La mutation du service public

Dossier : La mutation du service publicMagazine N°635 Mai 2008
Par Gérard de LIGNY (43)

La jus­tice, sym­bo­li­sée par le roi Saint-Louis assis sous son chêne, appli­quait à la notion de ser­vice public un pou­voir essen­tiel­le­ment réga­lien, for­te­ment enca­dré. En créant les pre­miers relais de poste au quin­zième siècle, ancêtres de notre Poste moderne, Louis XI lan­çait un four­nis­seur de ser­vices vitaux, qui ne trans­por­tait au début que la cor­res­pon­dance du roi, mais devait se trans­for­mer plus tard en véri­table ser­vice public lui aus­si, mais tenu de four­nir à ses uti­li­sa­teurs les ser­vices aux­quels ils aspirent, res­pec­tant les lois de la qua­li­té et du prix.

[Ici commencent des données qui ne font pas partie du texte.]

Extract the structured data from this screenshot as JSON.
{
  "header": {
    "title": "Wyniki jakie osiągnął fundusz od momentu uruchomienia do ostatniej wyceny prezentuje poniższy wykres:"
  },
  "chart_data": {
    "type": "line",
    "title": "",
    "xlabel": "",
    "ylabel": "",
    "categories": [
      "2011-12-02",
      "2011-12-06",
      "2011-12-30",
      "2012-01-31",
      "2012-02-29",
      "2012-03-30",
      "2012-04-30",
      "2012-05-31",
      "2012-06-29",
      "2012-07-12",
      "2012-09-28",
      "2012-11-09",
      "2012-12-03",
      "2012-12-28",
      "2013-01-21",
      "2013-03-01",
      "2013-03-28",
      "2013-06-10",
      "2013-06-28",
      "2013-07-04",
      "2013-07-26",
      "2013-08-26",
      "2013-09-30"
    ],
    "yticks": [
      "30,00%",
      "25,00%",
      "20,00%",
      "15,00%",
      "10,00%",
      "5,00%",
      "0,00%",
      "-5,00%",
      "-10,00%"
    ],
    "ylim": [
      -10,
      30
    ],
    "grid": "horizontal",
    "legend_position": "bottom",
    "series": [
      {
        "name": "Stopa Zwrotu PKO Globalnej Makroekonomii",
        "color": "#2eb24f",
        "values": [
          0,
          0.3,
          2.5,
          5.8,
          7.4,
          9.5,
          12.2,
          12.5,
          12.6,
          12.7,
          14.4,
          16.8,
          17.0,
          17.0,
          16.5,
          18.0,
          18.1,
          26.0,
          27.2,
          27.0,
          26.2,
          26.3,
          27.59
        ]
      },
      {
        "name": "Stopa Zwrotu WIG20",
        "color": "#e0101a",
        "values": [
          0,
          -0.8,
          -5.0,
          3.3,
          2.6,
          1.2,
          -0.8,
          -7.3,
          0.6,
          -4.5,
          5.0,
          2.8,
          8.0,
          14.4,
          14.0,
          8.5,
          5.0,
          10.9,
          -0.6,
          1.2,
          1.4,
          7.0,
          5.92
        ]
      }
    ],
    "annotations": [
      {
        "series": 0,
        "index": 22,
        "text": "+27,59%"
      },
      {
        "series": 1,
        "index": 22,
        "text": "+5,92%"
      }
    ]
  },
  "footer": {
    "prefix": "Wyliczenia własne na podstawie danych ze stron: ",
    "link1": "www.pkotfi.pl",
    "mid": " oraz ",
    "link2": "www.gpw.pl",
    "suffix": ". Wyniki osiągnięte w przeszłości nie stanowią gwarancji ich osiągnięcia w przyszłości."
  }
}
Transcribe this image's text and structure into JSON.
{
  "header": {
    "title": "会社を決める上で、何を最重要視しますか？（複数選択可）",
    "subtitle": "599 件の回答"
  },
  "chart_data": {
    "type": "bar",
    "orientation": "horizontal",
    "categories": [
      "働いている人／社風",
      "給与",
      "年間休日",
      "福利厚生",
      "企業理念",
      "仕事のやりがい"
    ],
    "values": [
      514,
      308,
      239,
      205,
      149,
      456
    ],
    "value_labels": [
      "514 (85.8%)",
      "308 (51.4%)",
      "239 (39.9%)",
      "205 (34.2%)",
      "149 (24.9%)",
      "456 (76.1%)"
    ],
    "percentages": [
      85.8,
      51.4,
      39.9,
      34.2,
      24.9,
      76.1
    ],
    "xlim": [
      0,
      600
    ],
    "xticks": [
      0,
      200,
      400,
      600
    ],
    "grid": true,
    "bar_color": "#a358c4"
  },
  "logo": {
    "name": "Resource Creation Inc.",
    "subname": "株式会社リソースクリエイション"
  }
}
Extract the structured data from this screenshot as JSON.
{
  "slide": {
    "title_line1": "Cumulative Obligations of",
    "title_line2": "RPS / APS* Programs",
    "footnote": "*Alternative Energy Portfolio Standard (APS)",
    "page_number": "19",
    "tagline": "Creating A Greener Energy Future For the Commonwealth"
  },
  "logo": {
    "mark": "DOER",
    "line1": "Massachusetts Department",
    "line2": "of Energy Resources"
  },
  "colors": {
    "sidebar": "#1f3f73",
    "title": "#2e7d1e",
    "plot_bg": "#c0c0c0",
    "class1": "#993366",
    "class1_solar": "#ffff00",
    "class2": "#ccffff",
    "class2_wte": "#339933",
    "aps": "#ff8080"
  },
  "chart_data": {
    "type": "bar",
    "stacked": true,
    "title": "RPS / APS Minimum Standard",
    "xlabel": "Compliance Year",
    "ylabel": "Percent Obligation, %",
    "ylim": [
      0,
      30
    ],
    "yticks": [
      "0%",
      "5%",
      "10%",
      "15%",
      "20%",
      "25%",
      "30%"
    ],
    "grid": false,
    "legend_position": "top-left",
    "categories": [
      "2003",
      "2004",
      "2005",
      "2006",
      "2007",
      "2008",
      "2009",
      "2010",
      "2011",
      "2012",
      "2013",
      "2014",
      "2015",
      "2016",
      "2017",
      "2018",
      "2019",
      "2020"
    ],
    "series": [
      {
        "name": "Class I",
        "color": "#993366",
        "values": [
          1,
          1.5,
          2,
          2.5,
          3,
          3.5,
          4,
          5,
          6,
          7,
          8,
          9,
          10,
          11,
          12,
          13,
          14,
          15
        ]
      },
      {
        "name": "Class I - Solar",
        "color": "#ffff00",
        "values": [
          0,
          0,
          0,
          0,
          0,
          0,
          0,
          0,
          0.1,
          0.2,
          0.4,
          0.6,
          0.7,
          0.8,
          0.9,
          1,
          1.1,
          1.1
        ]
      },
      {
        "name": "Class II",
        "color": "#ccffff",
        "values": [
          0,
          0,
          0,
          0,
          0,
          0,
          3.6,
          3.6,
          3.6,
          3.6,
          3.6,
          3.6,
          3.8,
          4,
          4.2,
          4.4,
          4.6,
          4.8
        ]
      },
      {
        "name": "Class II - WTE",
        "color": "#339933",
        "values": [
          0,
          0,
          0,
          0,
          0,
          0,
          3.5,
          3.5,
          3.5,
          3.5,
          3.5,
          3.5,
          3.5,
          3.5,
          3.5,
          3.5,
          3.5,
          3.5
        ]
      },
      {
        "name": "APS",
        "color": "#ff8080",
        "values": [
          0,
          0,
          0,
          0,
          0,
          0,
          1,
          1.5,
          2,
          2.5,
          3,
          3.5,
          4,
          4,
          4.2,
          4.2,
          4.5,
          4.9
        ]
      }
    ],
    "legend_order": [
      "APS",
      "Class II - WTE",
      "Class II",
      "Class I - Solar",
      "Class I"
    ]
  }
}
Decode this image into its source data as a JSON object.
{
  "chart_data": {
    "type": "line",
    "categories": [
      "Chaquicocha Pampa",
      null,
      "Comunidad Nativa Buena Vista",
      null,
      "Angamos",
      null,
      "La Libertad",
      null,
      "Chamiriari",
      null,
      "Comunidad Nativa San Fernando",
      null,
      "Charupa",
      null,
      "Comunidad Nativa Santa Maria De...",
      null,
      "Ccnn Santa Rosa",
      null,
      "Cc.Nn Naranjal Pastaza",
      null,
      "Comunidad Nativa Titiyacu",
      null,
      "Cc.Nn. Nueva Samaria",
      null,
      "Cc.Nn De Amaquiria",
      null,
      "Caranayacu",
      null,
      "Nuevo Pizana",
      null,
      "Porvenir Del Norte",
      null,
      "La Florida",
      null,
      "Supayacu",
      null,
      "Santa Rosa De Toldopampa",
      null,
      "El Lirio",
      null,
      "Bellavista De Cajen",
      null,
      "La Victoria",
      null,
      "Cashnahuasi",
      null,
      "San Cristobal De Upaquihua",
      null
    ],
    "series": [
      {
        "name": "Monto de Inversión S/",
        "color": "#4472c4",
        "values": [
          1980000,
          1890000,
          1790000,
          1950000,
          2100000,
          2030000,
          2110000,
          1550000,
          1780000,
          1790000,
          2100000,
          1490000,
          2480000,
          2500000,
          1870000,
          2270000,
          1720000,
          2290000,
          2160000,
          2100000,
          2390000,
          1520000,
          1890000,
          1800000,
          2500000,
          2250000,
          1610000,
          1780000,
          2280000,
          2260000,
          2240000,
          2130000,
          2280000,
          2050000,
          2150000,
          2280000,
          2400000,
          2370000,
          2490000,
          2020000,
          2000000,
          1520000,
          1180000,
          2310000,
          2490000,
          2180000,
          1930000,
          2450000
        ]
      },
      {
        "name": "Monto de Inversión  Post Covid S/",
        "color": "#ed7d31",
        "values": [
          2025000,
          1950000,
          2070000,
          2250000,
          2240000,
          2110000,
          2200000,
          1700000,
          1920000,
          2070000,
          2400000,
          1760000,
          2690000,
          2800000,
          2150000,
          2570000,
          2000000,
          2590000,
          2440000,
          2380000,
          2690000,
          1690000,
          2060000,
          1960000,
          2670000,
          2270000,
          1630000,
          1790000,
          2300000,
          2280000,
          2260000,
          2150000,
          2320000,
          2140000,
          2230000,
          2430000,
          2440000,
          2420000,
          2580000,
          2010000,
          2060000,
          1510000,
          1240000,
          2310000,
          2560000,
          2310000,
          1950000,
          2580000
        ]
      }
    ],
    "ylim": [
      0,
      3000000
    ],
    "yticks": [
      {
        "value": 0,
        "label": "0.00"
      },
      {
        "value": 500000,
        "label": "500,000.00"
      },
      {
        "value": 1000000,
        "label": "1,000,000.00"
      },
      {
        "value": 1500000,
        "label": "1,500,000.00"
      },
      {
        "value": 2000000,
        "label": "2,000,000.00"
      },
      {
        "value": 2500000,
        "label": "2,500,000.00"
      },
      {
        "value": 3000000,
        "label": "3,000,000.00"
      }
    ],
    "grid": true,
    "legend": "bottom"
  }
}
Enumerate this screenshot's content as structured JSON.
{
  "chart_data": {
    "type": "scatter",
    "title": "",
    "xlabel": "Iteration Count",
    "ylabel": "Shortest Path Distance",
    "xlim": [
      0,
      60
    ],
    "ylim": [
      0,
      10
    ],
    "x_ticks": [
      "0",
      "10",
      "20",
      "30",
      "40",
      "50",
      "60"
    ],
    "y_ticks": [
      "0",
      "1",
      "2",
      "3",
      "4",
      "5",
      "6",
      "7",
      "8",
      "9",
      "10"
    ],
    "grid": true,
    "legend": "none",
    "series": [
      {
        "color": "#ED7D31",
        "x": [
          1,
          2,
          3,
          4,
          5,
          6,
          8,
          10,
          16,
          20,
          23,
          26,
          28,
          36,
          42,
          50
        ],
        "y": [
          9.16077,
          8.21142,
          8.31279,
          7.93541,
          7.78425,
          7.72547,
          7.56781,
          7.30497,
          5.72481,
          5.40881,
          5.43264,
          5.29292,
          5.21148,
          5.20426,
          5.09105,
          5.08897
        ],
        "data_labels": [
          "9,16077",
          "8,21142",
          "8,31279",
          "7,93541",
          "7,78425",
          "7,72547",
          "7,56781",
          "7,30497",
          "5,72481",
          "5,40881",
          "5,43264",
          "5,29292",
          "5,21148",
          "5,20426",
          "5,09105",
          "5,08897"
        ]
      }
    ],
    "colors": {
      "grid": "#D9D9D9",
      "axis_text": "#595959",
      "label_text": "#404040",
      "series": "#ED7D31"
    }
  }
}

Alors, ser­vice public ou ser­vice du public ? La ques­tion n’est certes pas nou­velle. Il y a vingt ans, le col­loque orga­ni­sé par Mar­cel Boi­teux, pré­sident d’EDF, fai­sait res­sor­tir que le ser­vice public, bien évi­dem­ment au ser­vice de la col­lec­ti­vi­té, se pré­sente effec­ti­ve­ment de deux manières. Sa voca­tion à appor­ter de la cohé­rence dans les méca­nismes de la socié­té lui vaut la pos­ses­sion d’une frac­tion de pou­voir réga­lien. Mais sa voca­tion de pro­duc­teur le met dans l’obligation de se sou­mettre aux règles de l’entreprise : adap­ta­tion à la demande des usa­gers, qua­li­té de la four­ni­ture, prix de revient com­pé­ti­tif. La pro­por­tion entre ces deux voca­tions est très inégale d’un domaine à l’autre.

On a obser­vé une forte conta­gion de la fonc­tion réga­lienne dans la fonc­tion pro­duc­tive. Sous la pous­sée de l’esprit de concur­rence et de l’ouverture des fron­tières, la fonc­tion pro­duc­tion s’émancipe et échappe pro­gres­si­ve­ment à cette conta­gion. Cette évo­lu­tion per­turbe très sen­si­ble­ment le mode de ges­tion du ser­vice public, dans sa fonc­tion de pro­duc­tion, sur­tout lorsque ses « clients » sont bien identifiés.

Dans le pas­sé, le prin­ci­pal objec­tif du per­son­nel, même haut pla­cé, était d’appliquer équi­ta­ble­ment une régle­men­ta­tion peu évo­lu­tive ; ce qui deman­dait de la rigueur, de l’attention et du dévoue­ment. En échange, ce per­son­nel rece­vait beau­coup de sécu­ri­té, et divers pri­vi­lèges. Son envi­ron­ne­ment était stable, il était « chez lui ».
Aujourd’hui la proxi­mi­té du concur­rent jointe aux inno­va­tions tech­niques modi­fie la men­ta­li­té. On y parle de mar­ke­ting et de prix de revient ; des équipes com­mer­ciales prennent la place des poin­çon­neurs de tickets.

Né sous la IIIe Répu­blique et élar­gi à la Libé­ra­tion, le ser­vice public à la fran­çaise repose de nos jours sur trois prin­cipes de base : éga­li­té de trai­te­ment des usa­gers ; conti­nui­té, notion qui com­prend le main­tien d’une cer­taine qua­li­té du ser­vice ; muta­bi­li­té, c’est-à-dire capa­ci­té d’adaptation à l’évolution de l’environnement, tech­nique et éco­no­mique, dans lequel s’exerce le service.
La construc­tion euro­péenne, les évo­lu­tions sociales et tech­no­lo­giques, et les contraintes bud­gé­taires conduisent à revoir ces bases et à ima­gi­ner de nou­velles formes d’organisation et de dis­tri­bu­tion de ces services.

Sans pré­ten­tion d’exhaustivité, le dos­sier pro­po­sé dans le pré­sent numé­ro montre la nature des défis aux­quels sont confron­tés les ser­vices publics et les muta­tions qui s’y opèrent.